5. Conclusion (33-34)

     In this discussion of the minister as a healing reminder, I have stressed three points. First of all, ministers heal by reminding. Second, they remind by accepting the wounds of our individual pasts and by connecting them with the wounds of all humanity suffered by God Himself. Finally, this reminding happens not so much because of what ministers say or do but how their own lives are intimately connected with God in Jesus Christ. This means that to be a healing reminder requires a spirituality, a spiritual connectedness, a way of living united with God. What does this imply for the daily life of the minister?

     It implies that prayer, not in the sense of prayers, but in the sense of a prayerful life, a life lived in connection with Christ, should be our first and overriding concern.

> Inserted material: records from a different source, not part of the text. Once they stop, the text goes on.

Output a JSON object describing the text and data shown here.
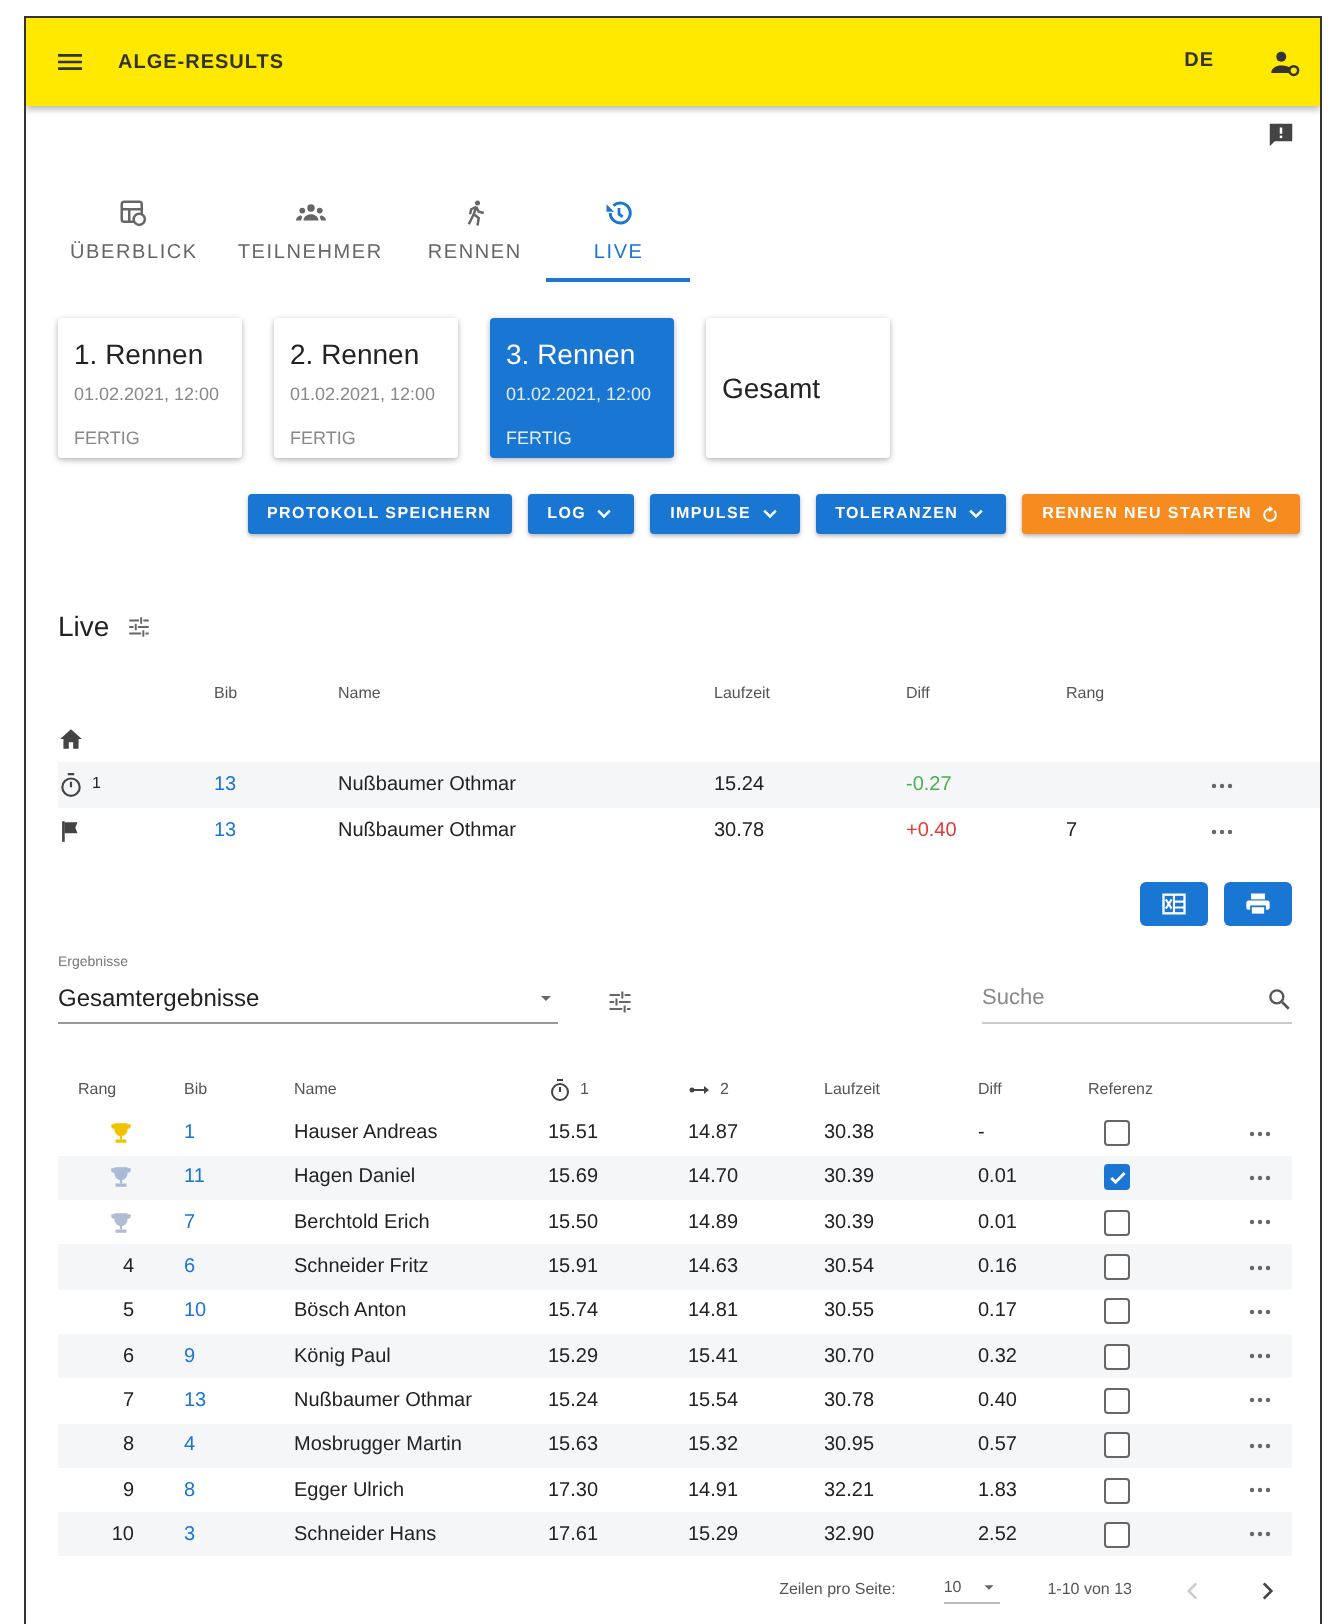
{
  "app_bar": {
    "title": "ALGE-RESULTS",
    "language": "DE"
  },
  "tabs": [
    {
      "label": "ÜBERBLICK",
      "selected": false
    },
    {
      "label": "TEILNEHMER",
      "selected": false
    },
    {
      "label": "RENNEN",
      "selected": false
    },
    {
      "label": "LIVE",
      "selected": true
    }
  ],
  "races": [
    {
      "title": "1. Rennen",
      "date": "01.02.2021, 12:00",
      "status": "FERTIG",
      "selected": false
    },
    {
      "title": "2. Rennen",
      "date": "01.02.2021, 12:00",
      "status": "FERTIG",
      "selected": false
    },
    {
      "title": "3. Rennen",
      "date": "01.02.2021, 12:00",
      "status": "FERTIG",
      "selected": true
    },
    {
      "title": "Gesamt",
      "selected": false
    }
  ],
  "actions": [
    {
      "label": "PROTOKOLL SPEICHERN",
      "kind": "plain"
    },
    {
      "label": "LOG",
      "kind": "dropdown"
    },
    {
      "label": "IMPULSE",
      "kind": "dropdown"
    },
    {
      "label": "TOLERANZEN",
      "kind": "dropdown"
    },
    {
      "label": "RENNEN NEU STARTEN",
      "kind": "restart"
    }
  ],
  "live": {
    "title": "Live",
    "columns": [
      "Bib",
      "Name",
      "Laufzeit",
      "Diff",
      "Rang"
    ],
    "rows": [
      {
        "kind": "start"
      },
      {
        "kind": "split",
        "split": "1",
        "bib": "13",
        "name": "Nußbaumer Othmar",
        "time": "15.24",
        "diff": "-0.27",
        "color": "#4caf50"
      },
      {
        "kind": "finish",
        "bib": "13",
        "name": "Nußbaumer Othmar",
        "time": "30.78",
        "diff": "+0.40",
        "color": "#e53935",
        "rank": "7"
      }
    ]
  },
  "results": {
    "select_label": "Ergebnisse",
    "select_value": "Gesamtergebnisse",
    "search_placeholder": "Suche",
    "columns": [
      {
        "label": "Rang",
        "kind": "text"
      },
      {
        "label": "Bib",
        "kind": "text"
      },
      {
        "label": "Name",
        "kind": "text"
      },
      {
        "label": "1",
        "kind": "stopwatch"
      },
      {
        "label": "2",
        "kind": "distance"
      },
      {
        "label": "Laufzeit",
        "kind": "text"
      },
      {
        "label": "Diff",
        "kind": "text"
      },
      {
        "label": "Referenz",
        "kind": "text"
      }
    ],
    "rows": [
      {
        "kind": "trophy",
        "color": "#f2c200",
        "bib": "1",
        "name": "Hauser Andreas",
        "t1": "15.51",
        "t2": "14.87",
        "time": "30.38",
        "diff": "-",
        "checked": false
      },
      {
        "kind": "trophy",
        "color": "#a9b9d6",
        "bib": "11",
        "name": "Hagen Daniel",
        "t1": "15.69",
        "t2": "14.70",
        "time": "30.39",
        "diff": "0.01",
        "checked": true
      },
      {
        "kind": "trophy",
        "color": "#b2bdd2",
        "bib": "7",
        "name": "Berchtold Erich",
        "t1": "15.50",
        "t2": "14.89",
        "time": "30.39",
        "diff": "0.01",
        "checked": false
      },
      {
        "kind": "number",
        "rank": "4",
        "bib": "6",
        "name": "Schneider Fritz",
        "t1": "15.91",
        "t2": "14.63",
        "time": "30.54",
        "diff": "0.16",
        "checked": false
      },
      {
        "kind": "number",
        "rank": "5",
        "bib": "10",
        "name": "Bösch Anton",
        "t1": "15.74",
        "t2": "14.81",
        "time": "30.55",
        "diff": "0.17",
        "checked": false
      },
      {
        "kind": "number",
        "rank": "6",
        "bib": "9",
        "name": "König Paul",
        "t1": "15.29",
        "t2": "15.41",
        "time": "30.70",
        "diff": "0.32",
        "checked": false
      },
      {
        "kind": "number",
        "rank": "7",
        "bib": "13",
        "name": "Nußbaumer Othmar",
        "t1": "15.24",
        "t2": "15.54",
        "time": "30.78",
        "diff": "0.40",
        "checked": false
      },
      {
        "kind": "number",
        "rank": "8",
        "bib": "4",
        "name": "Mosbrugger Martin",
        "t1": "15.63",
        "t2": "15.32",
        "time": "30.95",
        "diff": "0.57",
        "checked": false
      },
      {
        "kind": "number",
        "rank": "9",
        "bib": "8",
        "name": "Egger Ulrich",
        "t1": "17.30",
        "t2": "14.91",
        "time": "32.21",
        "diff": "1.83",
        "checked": false
      },
      {
        "kind": "number",
        "rank": "10",
        "bib": "3",
        "name": "Schneider Hans",
        "t1": "17.61",
        "t2": "15.29",
        "time": "32.90",
        "diff": "2.52",
        "checked": false
      }
    ]
  },
  "pagination": {
    "rows_label": "Zeilen pro Seite:",
    "rows_value": "10",
    "range": "1-10 von 13",
    "prev": {
      "disabled": true
    },
    "next": {
      "disabled": false
    }
  }
}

     It implies that in a life of connectedness with Christ the needs of our neighbors and the nature of our service are disclosed.

     It implies that all training and formation are intended to facilitate this disclosure, and that the insights of the behavioral sciences should be seen as aids in this process.

     It implies that prayer cannot be considered external to the process of ministry. If we heal by reminding each other of God in Christ, then we must have the mind of Christ Himself to do so. For that, prayer is indispensable.

     Finally, it implies that what counts is not our lives but the life of Christ in us. Ultimately, it is Christ in us from whom healing comes. Only Christ can break through our human alienation and restore the broken connections with each other and with God.